As I sit here thinking about what launching a brand means to me, I find myself putting my hand on my heart and taking a long, deep breath. I feel anxious, overwhelmed, excited, frustrated, empowered and tired as ever. I’ve always been inspired to create—to create something from nothing and watch it live in the world, for others to enjoy. For the past 15 years, I’ve worked in many different environments, all in the world of fashion. I’ve absorbed tons of information and different energies (good and bad), I’ve observed some of the most talented people in the world, learned, collaborated, and grown as an individual. I see the world so much differently now than I did even when this idea was first conceived. Not only am I different, but the world is in such a different place. I am grateful for the past, I am here in the present, and I am curious (and tbh scared as hell) about the future. I am, by nature, an anxious person. I send out invites assuming no one will show up to my party… anticipate the worst and hope for the best. I think that’s why I’d been so scared and apprehensive to embark on something of my own.
Being a Creative Director (for Juicy Couture), I had a template to work from, one that had already been created, and was put in a job to redirect that vision (while keeping that original Juicy girl in mind). It’s not to say that none of that’s hard work—because let me tell you, it is, and it was. But, I’ve never started anything from scratch. I’d never been given the chance to, and maybe I was never really ready to create something from nothing—something that originated from me and my real, true, authentic self. And, this process has been what’s forced, and allowed, me to uncover who that really is.
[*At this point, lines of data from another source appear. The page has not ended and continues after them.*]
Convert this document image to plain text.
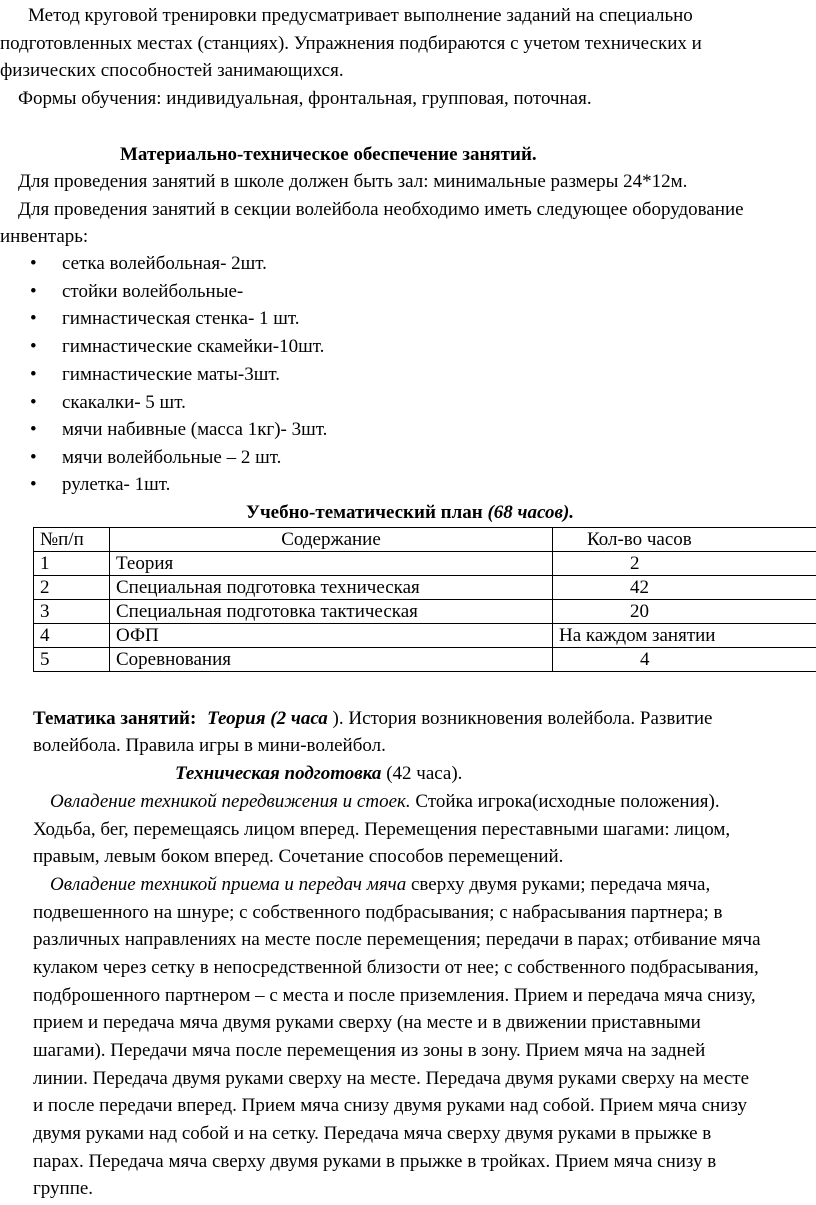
Метод круговой тренировки предусматривает выполнение заданий на специально
подготовленных местах (станциях). Упражнения подбираются с учетом технических и
физических способностей занимающихся.
Формы обучения: индивидуальная, фронтальная, групповая, поточная.
Материально-техническое обеспечение занятий.
Для проведения занятий в школе должен быть зал: минимальные размеры 24*12м.
Для проведения занятий в секции волейбола необходимо иметь следующее оборудование
инвентарь:
• сетка волейбольная- 2шт.
• стойки волейбольные-
• гимнастическая стенка- 1 шт.
• гимнастические скамейки-10шт.
• гимнастические маты-3шт.
• скакалки- 5 шт.
• мячи набивные (масса 1кг)- 3шт.
• мячи волейбольные – 2 шт.
• рулетка- 1шт.
Учебно-тематический план (68 часов).
№п/п	Содержание	Кол-во часов
1	Теория	2
2	Специальная подготовка техническая	42
3	Специальная подготовка тактическая	20
4	ОФП	На каждом занятии
5	Соревнования	4
Тематика занятий: Теория (2 часа ). История возникновения волейбола. Развитие
волейбола. Правила игры в мини-волейбол.
Техническая подготовка (42 часа).
Овладение техникой передвижения и стоек. Стойка игрока(исходные положения).
Ходьба, бег, перемещаясь лицом вперед. Перемещения переставными шагами: лицом,
правым, левым боком вперед. Сочетание способов перемещений.
Овладение техникой приема и передач мяча сверху двумя руками; передача мяча,
подвешенного на шнуре; с собственного подбрасывания; с набрасывания партнера; в
различных направлениях на месте после перемещения; передачи в парах; отбивание мяча
кулаком через сетку в непосредственной близости от нее; с собственного подбрасывания,
подброшенного партнером – с места и после приземления. Прием и передача мяча снизу,
прием и передача мяча двумя руками сверху (на месте и в движении приставными
шагами). Передачи мяча после перемещения из зоны в зону. Прием мяча на задней
линии. Передача двумя руками сверху на месте. Передача двумя руками сверху на месте
и после передачи вперед. Прием мяча снизу двумя руками над собой. Прием мяча снизу
двумя руками над собой и на сетку. Передача мяча сверху двумя руками в прыжке в
парах. Передача мяча сверху двумя руками в прыжке в тройках. Прием мяча снизу в
группе.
Being a stylist, I'm able to stay behind(ish) the curtain. I help to create a vision and execute it while letting someone else live in the limelight. My job has taken me places I never imagined I would go—on world tours, on movie sets, and working side by side with people, who are living out their once-in-a-lifetime childhood dreams. But the greatest styling lesson I’ve learned along the way actually has nothing to do with clothing at all. It’s about a feeling. I’ve seen firsthand the power of a woman with confidence, who feels strong, beautiful, comfortable, and loved. My own journey has led me to realize that there is no magic dress or stiletto that gives us that feeling. It comes from within. And my gift is giving my clients the freedom to feel confident in their skin so that they can continue to achieve their impossible dreams. I am bringing The KiT to the world because I want every woman to experience that feeling.